Looking out for people who have immigrated to the U.S. is one of the causes that NYCT has returned to throughout its more than 90 years of grantmaking, particularly in times of increased threat to these populations. In 1996, it co-created a Fund for New Citizens in response to the welfare reform law, which targeted immigrants, including with new restrictions on services like Medicaid and food stamps. This fund helped "many small immigrant organizations offer legal, policy, and advocacy services.” And in 2017, in response to the Trump administration’s multifaceted campaigns against immigrant standings and rights, NYCT launched the Liberty Fund to support legal assistance, advocacy efforts for sanctuaries, citizen action workshops, safe havens for immigrants, and other services.

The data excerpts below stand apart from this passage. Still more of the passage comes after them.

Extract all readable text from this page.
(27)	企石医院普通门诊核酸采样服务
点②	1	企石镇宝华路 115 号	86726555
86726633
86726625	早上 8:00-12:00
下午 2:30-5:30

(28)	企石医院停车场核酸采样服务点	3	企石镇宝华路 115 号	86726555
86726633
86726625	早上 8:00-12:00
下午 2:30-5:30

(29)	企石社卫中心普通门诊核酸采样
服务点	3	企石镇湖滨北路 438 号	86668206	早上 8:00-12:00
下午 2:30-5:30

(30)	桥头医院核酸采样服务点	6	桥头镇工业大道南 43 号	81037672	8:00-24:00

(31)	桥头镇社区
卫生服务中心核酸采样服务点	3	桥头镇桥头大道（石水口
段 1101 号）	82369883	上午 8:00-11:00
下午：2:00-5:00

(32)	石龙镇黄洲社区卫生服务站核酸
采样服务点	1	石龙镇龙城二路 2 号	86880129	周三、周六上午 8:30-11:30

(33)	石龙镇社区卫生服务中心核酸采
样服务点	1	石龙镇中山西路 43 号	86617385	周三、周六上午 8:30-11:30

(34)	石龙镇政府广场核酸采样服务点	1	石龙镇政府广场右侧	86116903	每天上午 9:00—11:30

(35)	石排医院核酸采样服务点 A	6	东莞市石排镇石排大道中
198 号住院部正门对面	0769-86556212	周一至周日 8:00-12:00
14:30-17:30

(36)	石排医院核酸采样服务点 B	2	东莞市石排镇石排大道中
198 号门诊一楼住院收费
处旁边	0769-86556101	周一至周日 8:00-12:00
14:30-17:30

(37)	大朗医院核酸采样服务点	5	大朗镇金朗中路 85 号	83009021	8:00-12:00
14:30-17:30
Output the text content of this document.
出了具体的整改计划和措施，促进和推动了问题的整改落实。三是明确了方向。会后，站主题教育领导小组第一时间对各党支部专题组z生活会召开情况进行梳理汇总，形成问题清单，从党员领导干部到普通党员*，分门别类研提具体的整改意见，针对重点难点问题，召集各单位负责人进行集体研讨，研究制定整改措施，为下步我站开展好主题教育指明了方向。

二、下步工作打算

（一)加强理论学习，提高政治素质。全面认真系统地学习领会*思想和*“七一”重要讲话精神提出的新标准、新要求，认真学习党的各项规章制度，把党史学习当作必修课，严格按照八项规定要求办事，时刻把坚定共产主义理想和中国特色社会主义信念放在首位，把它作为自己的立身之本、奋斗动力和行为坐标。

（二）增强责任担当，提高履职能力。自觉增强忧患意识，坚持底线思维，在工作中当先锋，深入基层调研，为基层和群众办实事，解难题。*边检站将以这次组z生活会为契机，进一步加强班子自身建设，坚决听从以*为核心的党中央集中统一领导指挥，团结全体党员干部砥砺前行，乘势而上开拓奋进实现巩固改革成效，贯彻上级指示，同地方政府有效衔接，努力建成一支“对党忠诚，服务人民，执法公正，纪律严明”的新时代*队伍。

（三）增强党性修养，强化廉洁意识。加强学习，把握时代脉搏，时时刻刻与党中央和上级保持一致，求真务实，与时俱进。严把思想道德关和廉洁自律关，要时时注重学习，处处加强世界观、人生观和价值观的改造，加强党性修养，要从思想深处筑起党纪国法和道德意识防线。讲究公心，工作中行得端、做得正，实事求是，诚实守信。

“This dynamic fund aims to make sure that all New Yorkers, regardless of country of origin or any other characteristic can thrive here,” Lorie Slutsky, president of NYCT, said of the Liberty Fund. Applicants to this fund are also invited to submit proposals to NYCT’s regular grants program, which is further evidence of the foundation’s ongoing commitment to these issues. The recent immigrant-focused recipients listed above further illustrate this point.
A third focus of NYCT’s June grantmaking round was on encouraging civic participation. It highlighted two grants within this realm, one being $100,000 to New York Public Radio for “fact-based reporting on local issues,” which the foundation sees as imperative in a time when the term “fake news” is increasingly bandied about. It also supported nonprofit new services like NYPR in 2017. NYCT is backing family engagement in school communities as well, through giving $120,000 to the Participatory Budgeting Project for high school students and parents.
Similarly, the oldest collaborative fund housed at NYCT, the Donors’ Education Collaborative, announced $740,000 at the start of 2018 to “help students, teachers, and parents advocate for their needs from City Hall to the State Capitol.” Shawn V. Morehead, program director for education at NYCT and co-chair of the Donors’ Education Collaborative, said a focus of this undertaking was to get students involved as advocates "for what they believe in.” The new funding for participatory budgeting in school communities lines up nicely with this expressed NYCT priority.
So, while the causes NYCT is currently choosing to back have strong contemporary poignancy, they also largely fall into areas of ongoing focus and commitment for this foundation, which gives away more than $150 million in New York City and its suburbs each year.